Why did you decide to create a newsletter and how did you grow that community?
"We have a bunch of really successful newsletters, but we have never run one for just a series of articles on a single topic, that's something we thought was worth trying with this series because who knows what we can learn from the experiment?
"For the series I interviewed more than 100 people over the year so the first thing I did was to reach out to them as I had done over the time of my writing. Quartz recently launched an Obsession newsletter, so I wrote for that in the lead up to the series on topics related to carbon capture. We also promoted it the Daily Brief newsletter, on Twitter, and in other shorter stories related to the topic that I was writing for the website.
"All of those approaches were aimed at finding these people who are interested in these stories and providing them with a service for a subject that is controversial, not well understood, but that is also crucial for our fight against climate change.
"I definitely used material from things that couldn't make it into the final pieces, but also these stories are features, so they are evergreen in the sense that these are developments that will take many years to come true, so the articles have a long life. However I wanted to get across a sense of urgency and importance through the newsletter."
After 30,834 words, my @qz series "The Race to Zero Emissions" ends today. It's been an intense two weeks, and I've been blown away by the response. Thank you to all those who read some of it.— Akshat Rathi (@AkshatRathi) December 15, 2017
For those who didn't, here's a what-you-need-to-know thread 👇
What were some of the challenges you faced working on this project?
"There were two big challenges: one was that the technology itself is quite dry – I've reported on a lot of science stories before and they are exciting and people can relate to them very quickly. In climate change, if there is a video of the polar bears starving, people are immediately connected to it; you hear about national disasters and people are able to empathise with what others are going through. Carbon capture is not that, so the crucial challenge for me for this series was that I needed to make the storytelling much more engaging because of the inherent difficulty of the subject.
"The second challenge would be that the series is about climate change but it's also about economics, policy, finance, but it's also about cement and steel and coal power and natural gas power, and about batteries and the electric grid... so it brings all of these disparate subjects together in a package. I have never done science or business reporting before at a scale where I had to connect so many dots into a single story, so that was difficult."
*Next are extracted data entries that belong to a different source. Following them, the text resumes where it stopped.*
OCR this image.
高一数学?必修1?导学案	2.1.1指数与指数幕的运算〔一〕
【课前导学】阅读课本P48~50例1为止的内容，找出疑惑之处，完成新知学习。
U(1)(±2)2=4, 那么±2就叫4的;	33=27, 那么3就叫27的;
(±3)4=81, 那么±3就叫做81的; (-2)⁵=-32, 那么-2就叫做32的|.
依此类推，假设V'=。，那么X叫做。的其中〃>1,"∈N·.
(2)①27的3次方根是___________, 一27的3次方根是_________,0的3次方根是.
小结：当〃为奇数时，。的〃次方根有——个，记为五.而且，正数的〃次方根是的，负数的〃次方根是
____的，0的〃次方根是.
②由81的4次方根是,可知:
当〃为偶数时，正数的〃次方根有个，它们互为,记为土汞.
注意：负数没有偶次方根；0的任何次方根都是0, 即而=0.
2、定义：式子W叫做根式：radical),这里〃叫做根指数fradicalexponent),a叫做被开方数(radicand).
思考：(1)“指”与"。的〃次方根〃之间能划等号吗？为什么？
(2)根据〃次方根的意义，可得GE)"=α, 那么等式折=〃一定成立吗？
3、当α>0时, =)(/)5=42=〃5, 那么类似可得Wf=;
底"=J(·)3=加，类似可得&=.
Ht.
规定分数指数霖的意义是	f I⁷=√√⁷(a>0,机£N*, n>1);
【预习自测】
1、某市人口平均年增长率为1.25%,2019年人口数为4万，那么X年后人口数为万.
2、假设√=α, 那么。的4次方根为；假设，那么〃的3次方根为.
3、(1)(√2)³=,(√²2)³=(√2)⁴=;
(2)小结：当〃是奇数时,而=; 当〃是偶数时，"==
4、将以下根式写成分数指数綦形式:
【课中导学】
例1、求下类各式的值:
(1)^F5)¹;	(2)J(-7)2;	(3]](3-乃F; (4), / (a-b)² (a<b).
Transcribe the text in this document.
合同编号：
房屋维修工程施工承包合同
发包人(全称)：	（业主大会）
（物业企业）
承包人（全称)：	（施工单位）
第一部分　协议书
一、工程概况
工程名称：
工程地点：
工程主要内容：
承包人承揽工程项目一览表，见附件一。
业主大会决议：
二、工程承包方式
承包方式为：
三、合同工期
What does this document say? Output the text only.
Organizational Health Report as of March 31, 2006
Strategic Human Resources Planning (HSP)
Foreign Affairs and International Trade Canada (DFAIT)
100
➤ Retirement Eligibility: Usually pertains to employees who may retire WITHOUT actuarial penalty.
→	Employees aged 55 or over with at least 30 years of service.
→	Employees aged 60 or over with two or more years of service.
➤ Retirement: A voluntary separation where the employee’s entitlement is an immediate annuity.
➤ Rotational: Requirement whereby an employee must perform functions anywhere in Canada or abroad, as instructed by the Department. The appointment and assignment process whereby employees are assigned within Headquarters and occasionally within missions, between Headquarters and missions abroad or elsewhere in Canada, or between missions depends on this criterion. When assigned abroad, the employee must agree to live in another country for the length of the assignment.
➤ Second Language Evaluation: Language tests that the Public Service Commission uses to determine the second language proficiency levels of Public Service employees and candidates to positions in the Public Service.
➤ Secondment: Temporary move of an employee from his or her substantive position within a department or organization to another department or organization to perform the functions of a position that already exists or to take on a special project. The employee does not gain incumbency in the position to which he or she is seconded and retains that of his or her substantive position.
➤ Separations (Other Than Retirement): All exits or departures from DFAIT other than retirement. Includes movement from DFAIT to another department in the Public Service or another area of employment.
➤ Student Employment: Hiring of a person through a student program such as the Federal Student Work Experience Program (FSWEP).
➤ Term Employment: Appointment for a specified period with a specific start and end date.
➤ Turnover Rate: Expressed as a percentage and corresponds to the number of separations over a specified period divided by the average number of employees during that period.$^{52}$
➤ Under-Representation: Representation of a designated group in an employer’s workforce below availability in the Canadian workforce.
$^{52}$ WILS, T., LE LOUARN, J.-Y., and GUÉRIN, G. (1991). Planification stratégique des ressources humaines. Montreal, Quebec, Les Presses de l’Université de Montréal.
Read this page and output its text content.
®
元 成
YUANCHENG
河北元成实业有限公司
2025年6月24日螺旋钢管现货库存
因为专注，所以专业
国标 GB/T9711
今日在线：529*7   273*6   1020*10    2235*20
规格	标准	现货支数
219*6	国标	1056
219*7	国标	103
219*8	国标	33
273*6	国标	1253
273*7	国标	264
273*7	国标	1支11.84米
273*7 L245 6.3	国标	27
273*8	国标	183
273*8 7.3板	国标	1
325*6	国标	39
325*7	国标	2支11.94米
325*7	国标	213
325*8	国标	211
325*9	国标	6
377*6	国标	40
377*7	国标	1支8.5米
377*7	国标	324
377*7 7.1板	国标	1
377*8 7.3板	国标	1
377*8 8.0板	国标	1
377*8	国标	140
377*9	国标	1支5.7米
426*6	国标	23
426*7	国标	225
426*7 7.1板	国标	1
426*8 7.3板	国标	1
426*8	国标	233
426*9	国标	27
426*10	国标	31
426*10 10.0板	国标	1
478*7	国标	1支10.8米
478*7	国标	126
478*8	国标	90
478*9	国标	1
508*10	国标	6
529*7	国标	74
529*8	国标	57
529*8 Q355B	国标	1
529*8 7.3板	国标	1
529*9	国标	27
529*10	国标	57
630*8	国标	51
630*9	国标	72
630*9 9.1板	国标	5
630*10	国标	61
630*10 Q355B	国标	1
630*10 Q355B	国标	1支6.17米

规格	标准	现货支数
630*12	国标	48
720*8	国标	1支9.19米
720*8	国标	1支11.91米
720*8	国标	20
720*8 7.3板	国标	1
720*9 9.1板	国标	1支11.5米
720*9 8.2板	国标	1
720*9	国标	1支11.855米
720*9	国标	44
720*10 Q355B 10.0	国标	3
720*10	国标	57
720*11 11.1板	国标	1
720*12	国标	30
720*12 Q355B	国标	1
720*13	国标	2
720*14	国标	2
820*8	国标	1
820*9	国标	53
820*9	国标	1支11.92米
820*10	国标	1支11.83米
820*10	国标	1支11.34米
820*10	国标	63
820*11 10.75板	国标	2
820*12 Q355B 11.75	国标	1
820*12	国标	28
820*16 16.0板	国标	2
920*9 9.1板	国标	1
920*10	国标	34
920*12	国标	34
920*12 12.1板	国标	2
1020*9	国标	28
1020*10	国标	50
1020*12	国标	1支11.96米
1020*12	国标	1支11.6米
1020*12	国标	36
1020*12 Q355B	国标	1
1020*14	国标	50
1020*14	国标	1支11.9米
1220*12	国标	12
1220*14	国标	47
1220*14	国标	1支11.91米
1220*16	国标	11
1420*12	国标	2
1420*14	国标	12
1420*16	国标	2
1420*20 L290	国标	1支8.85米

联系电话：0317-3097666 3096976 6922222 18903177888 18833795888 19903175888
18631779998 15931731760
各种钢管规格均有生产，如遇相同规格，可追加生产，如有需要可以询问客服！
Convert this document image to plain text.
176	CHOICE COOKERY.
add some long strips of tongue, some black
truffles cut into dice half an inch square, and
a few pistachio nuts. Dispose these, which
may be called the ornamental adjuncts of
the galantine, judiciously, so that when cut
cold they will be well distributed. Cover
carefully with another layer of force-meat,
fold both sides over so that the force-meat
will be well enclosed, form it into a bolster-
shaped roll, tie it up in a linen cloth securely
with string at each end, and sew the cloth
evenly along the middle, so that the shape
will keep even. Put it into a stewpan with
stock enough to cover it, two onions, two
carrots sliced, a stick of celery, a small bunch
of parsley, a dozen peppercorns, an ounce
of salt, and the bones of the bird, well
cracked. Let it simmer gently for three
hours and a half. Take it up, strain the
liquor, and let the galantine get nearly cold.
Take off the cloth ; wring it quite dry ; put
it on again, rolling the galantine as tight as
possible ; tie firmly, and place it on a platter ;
You have a background in chemistry and chemical engineering – do you think having this expertise helped you approach the topic in a different way?
"I would say you don't need a science background to be able to cover science, I know many people who don't and they do a good job. It helps to have the background because you are able to speak to researchers and professionals in the field in their own language, which may be jargony, but you are able to capture it because you understand it. There is also a sense I get that people respect a person who has expertise in a certain area, so I have been told many times by different sources 'you know this because you studied this' and then they go on to explain it.
"If there is an advantage it's also that I am able to sniff out stories which are maybe passed out by others who don't know the subject, but I also think if you spend enough time regardless of your training you'd be able to sense those stories. I think what it provides me is a shortcut. In today's world where reporters aren't given that much time or travel budget to go and meet people, having this sort of background is actually pretty useful."